3. the present invention has adopted and in process of coking, can characterize the maximum thickness of plastic layer Y value and expression plastic mass cohesiveness quality that coking coal represents plastic mass quantity in softening process, the G value of cohering ability is two factors, the intrinsic properties of coking coal is taking coal petrography index as basal expression simultaneously, therefore the efficiency index that reflects coking coal metamorphic grade is the maximum vitrinite of coal total reflectivity factor, and form the active component of plastic mass and the ratio of inert constituent in conjunction with can soften melting in macerals in coking process, the i.e. lazy factor that compares alive, this factor forms coke quality to coking coal and has important control action.Therefore above-mentioned two level four factors form the method for mixed coal prediction coke quality, can realize the forecasting process that prediction coke strength and hot performance are target.Therefore, the present invention is taking ature of coal cohesiveness index level (comprising maximum thickness of plastic layer Y value and two factors of caking index G value), coal petrography index level (comprising two factors of the lazy ratio of work of vitrinite's full constituent reflectivity and micropetrological unit) as main body, form Nonlinear Prediction Models by the support vector machine technology of setting up between coking mixed coal index and prediction coke quality index, realized the physical strength M of the two level four factor prediction coke that form with coking coal ature of coal cohesiveness level and coal petrography level 40, M 10with hot performance CRI, CSR.The present invention is to provide the high forecast model of multiparameter accuracy that can form ature of coal quality index and coke quality index, there is real-time update or manual intervention function simultaneously.

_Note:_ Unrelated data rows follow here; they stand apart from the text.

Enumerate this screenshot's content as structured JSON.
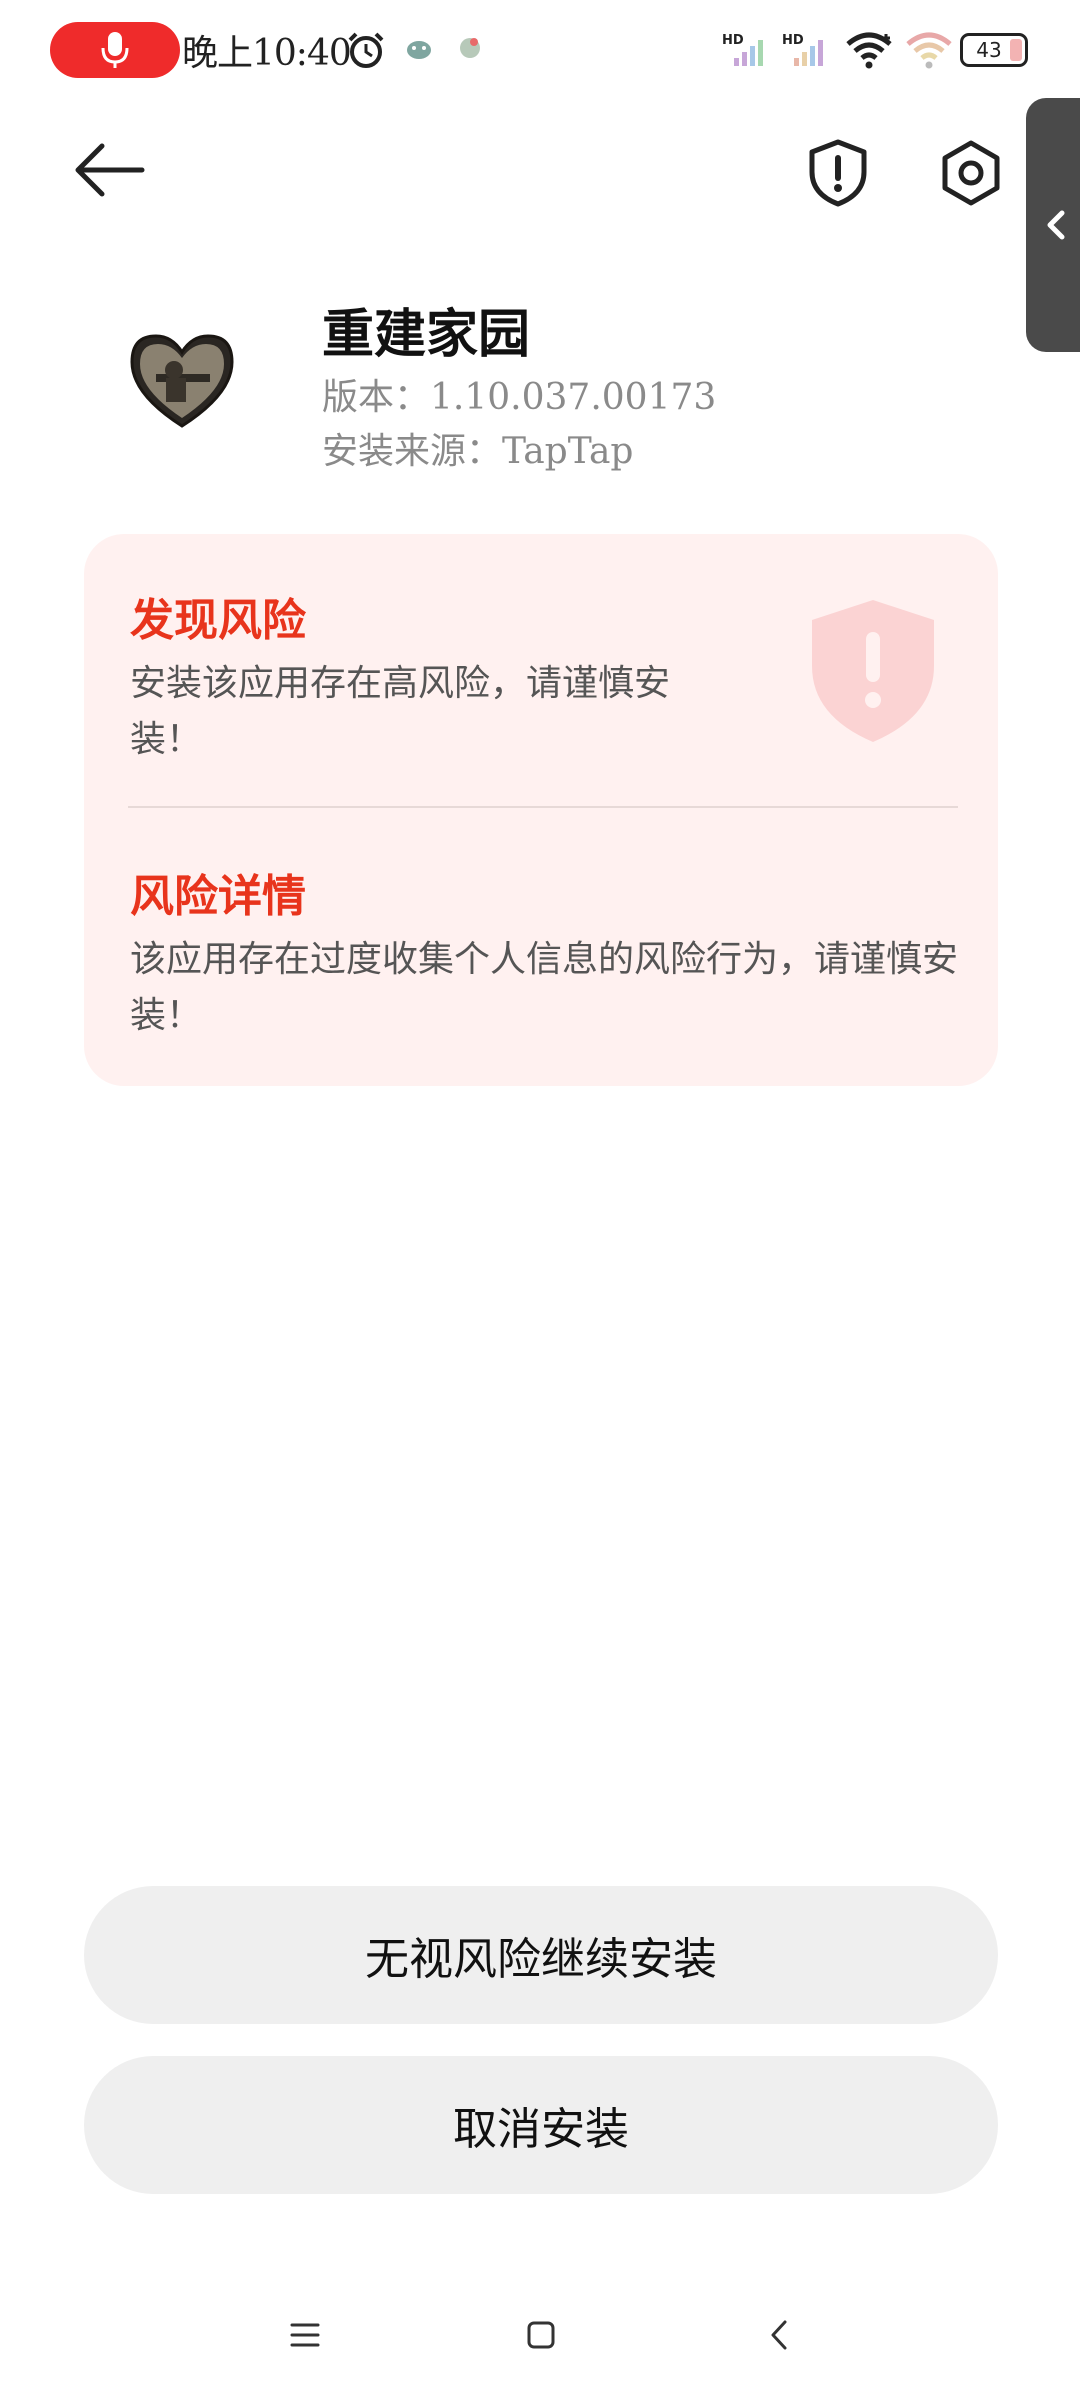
{
  "status_bar": {
    "time": "晚上10:40",
    "battery_level": "43",
    "icons": [
      "mic-icon",
      "alarm-icon",
      "notification-icon",
      "notification-icon",
      "signal-hd-icon",
      "signal-hd-icon",
      "wifi-icon",
      "wifi-icon",
      "battery-icon"
    ],
    "accent_color": "#ef2b2b"
  },
  "toolbar": {
    "icons": [
      "back-arrow-icon",
      "shield-alert-icon",
      "settings-icon",
      "chevron-left-icon"
    ]
  },
  "app": {
    "name": "重建家园",
    "version": "版本：1.10.037.00173",
    "source": "安装来源：TapTap"
  },
  "risk": {
    "found_title": "发现风险",
    "found_text": "安装该应用存在高风险，请谨慎安装！",
    "detail_title": "风险详情",
    "detail_text": "该应用存在过度收集个人信息的风险行为，请谨慎安装！",
    "title_color": "#e8341c",
    "card_color": "#fff1f0"
  },
  "actions": {
    "continue_label": "无视风险继续安装",
    "cancel_label": "取消安装"
  },
  "nav_bar": {
    "icons": [
      "menu-icon",
      "home-icon",
      "back-icon"
    ]
  }
}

Brief description of the drawings
The method model schematic diagram of Tu1Shi coal petrography vitrinite total reflectivity nonlinear optimization coal blending prediction coke quality.
Fig. 2 is typical coking coal distribution graph of reflectivity instance graph.
Fig. 3 is utilized coal petrography vitrinite full constituent value, G, the Y of mixed coal and is lived lazy than the coke M of prediction by support vector machine 40and graph of a relation between measured value.
Fig. 4 is utilized coal petrography vitrinite full constituent value, G, the Y of mixed coal and is lived lazy than the coke M of prediction by support vector machine 10and graph of a relation between measured value.
Fig. 5 is utilized coal petrography vitrinite full constituent value, G, the Y of mixed coal and is lived lazy than the graph of a relation between coke CRI and the measured value of prediction by support vector machine.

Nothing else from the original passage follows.